Before running an experiment, determine the required sample size and duration:

from geostep.power import run_power_analysis
from geostep.visualizer import plot_power_analysis

# Run power analysis
power_results = run_power_analysis(
    n_geos_list=[20, 30, 40, 50],
    effect_sizes=[0.01, 0.02, 0.03, 0.05],
    baseline_mean=10000,
    baseline_std=1000,
    alpha=0.05,
    n_simulations=1000
)

# Visualize power curves
plot_power_analysis(
    power_results,
    save_path='results/power_analysis.png'
)

8. Working with Real Data

Your data should have the following structure:

Column	Description	Example
`geo_id`	Geographic identifier	“DMA_501”, “ZIP_10001”
`date`	Date of observation	“2024-10-15”
`assignment`	Treatment group	“Treatment” or “Control”
`kpi`	Metric to measure	12500.50 (sales, conversions, etc.)

# Load your data
df = pd.read_csv('your_experiment_data.csv')

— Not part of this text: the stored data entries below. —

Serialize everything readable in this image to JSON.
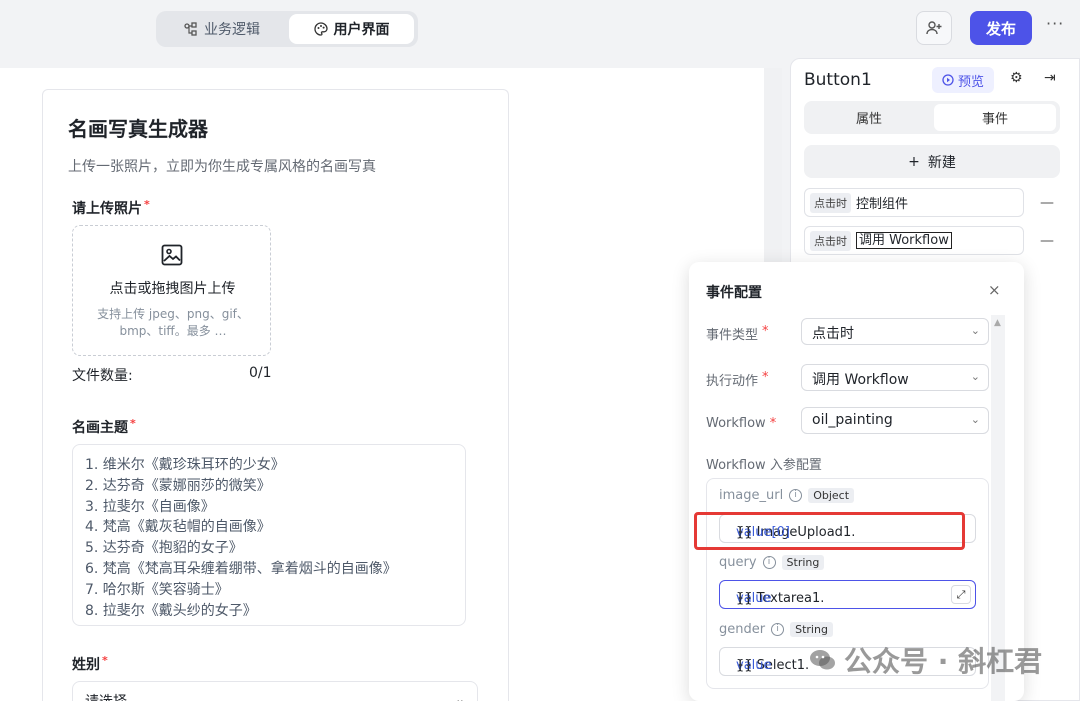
{
  "topbar": {
    "tabs": [
      {
        "label": "业务逻辑",
        "icon": "logic-icon"
      },
      {
        "label": "用户界面",
        "icon": "palette-icon"
      }
    ],
    "publish_label": "发布",
    "more_label": "···"
  },
  "form": {
    "title": "名画写真生成器",
    "subtitle": "上传一张照片，立即为你生成专属风格的名画写真",
    "upload_label": "请上传照片",
    "upload_main": "点击或拖拽图片上传",
    "upload_hint": "支持上传 jpeg、png、gif、bmp、tiff。最多 …",
    "file_count_label": "文件数量:",
    "file_count_value": "0/1",
    "theme_label": "名画主题",
    "theme_lines": [
      "1. 维米尔《戴珍珠耳环的少女》",
      "2. 达芬奇《蒙娜丽莎的微笑》",
      "3. 拉斐尔《自画像》",
      "4. 梵高《戴灰毡帽的自画像》",
      "5. 达芬奇《抱貂的女子》",
      "6. 梵高《梵高耳朵缠着绷带、拿着烟斗的自画像》",
      "7. 哈尔斯《笑容骑士》",
      "8. 拉斐尔《戴头纱的女子》"
    ],
    "gender_label": "姓别",
    "gender_placeholder": "请选择",
    "required_mark": "*"
  },
  "panel": {
    "component_name": "Button1",
    "preview_label": "预览",
    "tabs": [
      "属性",
      "事件"
    ],
    "new_label": "新建",
    "events": [
      {
        "tag": "点击时",
        "action": "控制组件"
      },
      {
        "tag": "点击时",
        "action": "调用 Workflow"
      }
    ],
    "remove_label": "—"
  },
  "popover": {
    "title": "事件配置",
    "close_label": "×",
    "event_type_label": "事件类型",
    "event_type_value": "点击时",
    "action_label": "执行动作",
    "action_value": "调用 Workflow",
    "workflow_label": "Workflow",
    "workflow_value": "oil_painting",
    "params_title": "Workflow 入参配置",
    "params": [
      {
        "name": "image_url",
        "type": "Object",
        "pre": "{{ ImageUpload1.",
        "key": "value[0]",
        "post": " }}"
      },
      {
        "name": "query",
        "type": "String",
        "pre": "{{ Textarea1.",
        "key": "value",
        "post": " }}"
      },
      {
        "name": "gender",
        "type": "String",
        "pre": "{{ Select1.",
        "key": "value",
        "post": " }}"
      }
    ]
  },
  "watermark": "公众号 · 斜杠君",
  "colors": {
    "accent": "#4d53e8",
    "highlight_box": "#e53935",
    "required": "#f53f3f"
  }
}
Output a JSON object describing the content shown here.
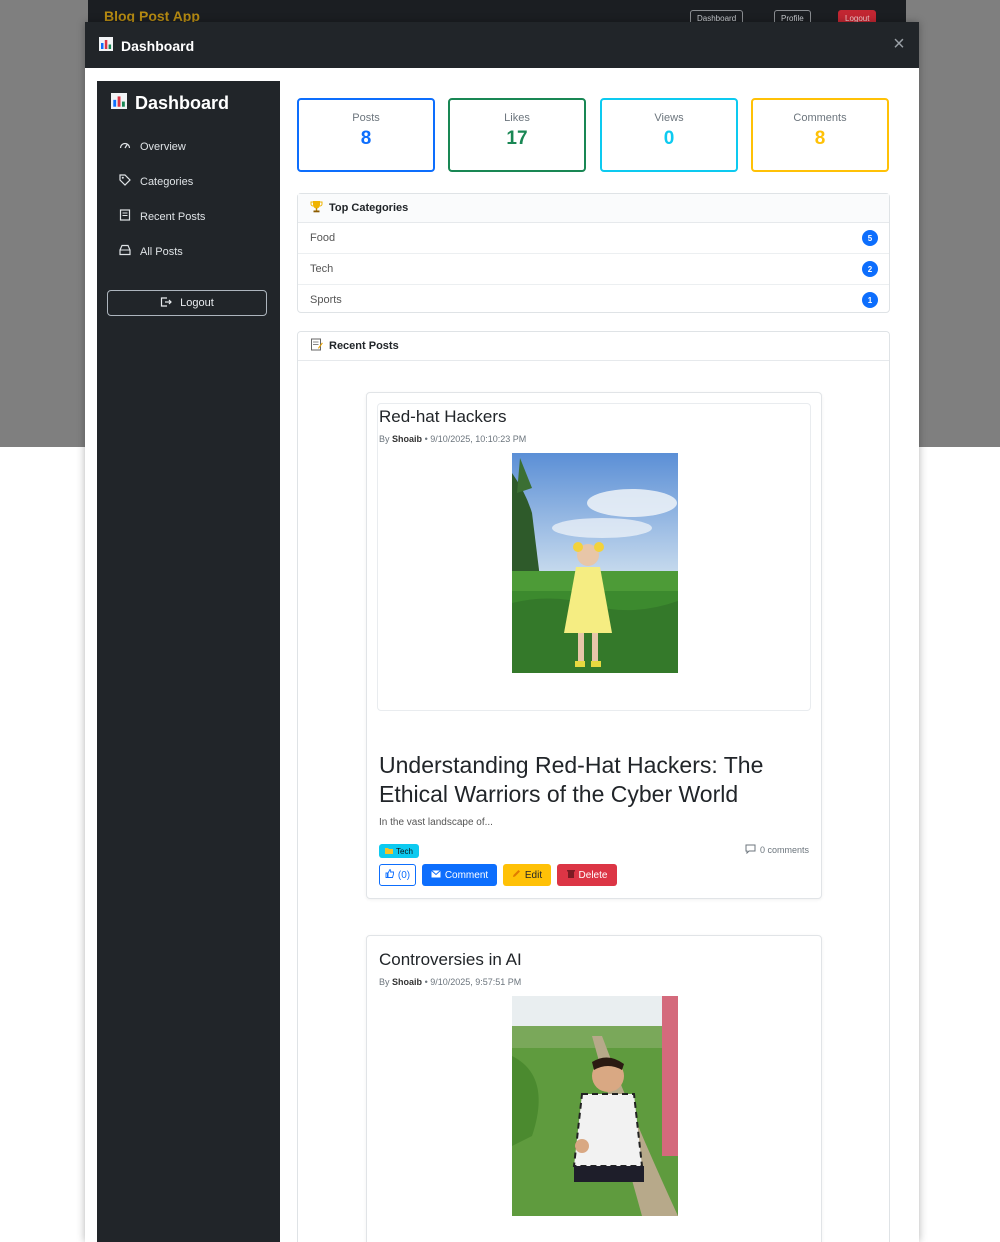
{
  "background": {
    "app_brand": "Blog Post App",
    "nav_buttons": [
      "Dashboard",
      "Profile",
      "Logout"
    ]
  },
  "modal": {
    "title": "Dashboard",
    "close_label": "×"
  },
  "sidebar": {
    "title": "Dashboard",
    "items": [
      {
        "label": "Overview",
        "icon": "speedometer-icon"
      },
      {
        "label": "Categories",
        "icon": "tag-icon"
      },
      {
        "label": "Recent Posts",
        "icon": "document-icon"
      },
      {
        "label": "All Posts",
        "icon": "inbox-icon"
      }
    ],
    "logout_label": "Logout"
  },
  "stats": [
    {
      "label": "Posts",
      "value": "8",
      "color": "#0d6efd"
    },
    {
      "label": "Likes",
      "value": "17",
      "color": "#198754"
    },
    {
      "label": "Views",
      "value": "0",
      "color": "#0dcaf0"
    },
    {
      "label": "Comments",
      "value": "8",
      "color": "#ffc107"
    }
  ],
  "top_categories": {
    "title": "Top Categories",
    "rows": [
      {
        "name": "Food",
        "count": "5"
      },
      {
        "name": "Tech",
        "count": "2"
      },
      {
        "name": "Sports",
        "count": "1"
      }
    ]
  },
  "recent_posts": {
    "title": "Recent Posts",
    "posts": [
      {
        "title": "Red-hat Hackers",
        "by": "By",
        "author": "Shoaib",
        "date": "• 9/10/2025, 10:10:23 PM",
        "heading": "Understanding Red-Hat Hackers: The Ethical Warriors of the Cyber World",
        "excerpt": "In the vast landscape of...",
        "tag": "Tech",
        "comments": "0 comments",
        "like_label": "(0)",
        "comment_label": "Comment",
        "edit_label": "Edit",
        "delete_label": "Delete"
      },
      {
        "title": "Controversies in AI",
        "by": "By",
        "author": "Shoaib",
        "date": "• 9/10/2025, 9:57:51 PM"
      }
    ]
  },
  "colors": {
    "dark": "#212529",
    "primary": "#0d6efd",
    "warning": "#ffc107",
    "danger": "#dc3545",
    "info": "#0dcaf0"
  }
}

# Ensure proper data types
df['date'] = pd.to_datetime(df['date'])
df['kpi'] = pd.to_numeric(df['kpi'])

# Run analysis
analyzer = LiftAnalyzer()
results = analyzer.analyze(
    df=df,
    geo_col='geo_id',
    assignment_col='assignment',
    date_col='date',
    kpi_col='kpi',
    pre_period_end='2024-09-30',
    test_period_start='2024-10-01',
    test_period_end='2024-12-31'
)

9. Next Steps

Methodology: Understand the statistical theory
Business Guide: ROI analysis and integration strategies
API Reference: Detailed function documentation
Advanced Topics: Sophisticated techniques
Troubleshooting: Common issues and solutions

10. Quick Reference

Common CLI Options

--data              # Path to data file
--analyzer          # Analysis type: lift, did, crt
--geo-col           # Geographic ID column name
--kpi-col           # KPI column name
--assignment-col    # Assignment column name
--date-col          # Date column name
--pre-start         # Pre-period start date
--pre-end           # Pre-period end date
--test-start        # Test period start date
--test-end          # Test period end date
--bootstrap-ci      # Use bootstrap confidence intervals
--n-bootstrap       # Number of bootstrap samples
--confidence-level  # Confidence level (default: 0.95)
--random-seed       # Random seed for reproducibility
--output-dir        # Output directory for results
--save-plots        # Save visualization plots

Makefile Commands

make install        # Install package
make install-dev    # Install with dev dependencies
make test           # Run tests
make clean          # Clean build artifacts
make run-pipeline   # Run default pipeline
make run-example    # Run example analysis
make help           # Show all commands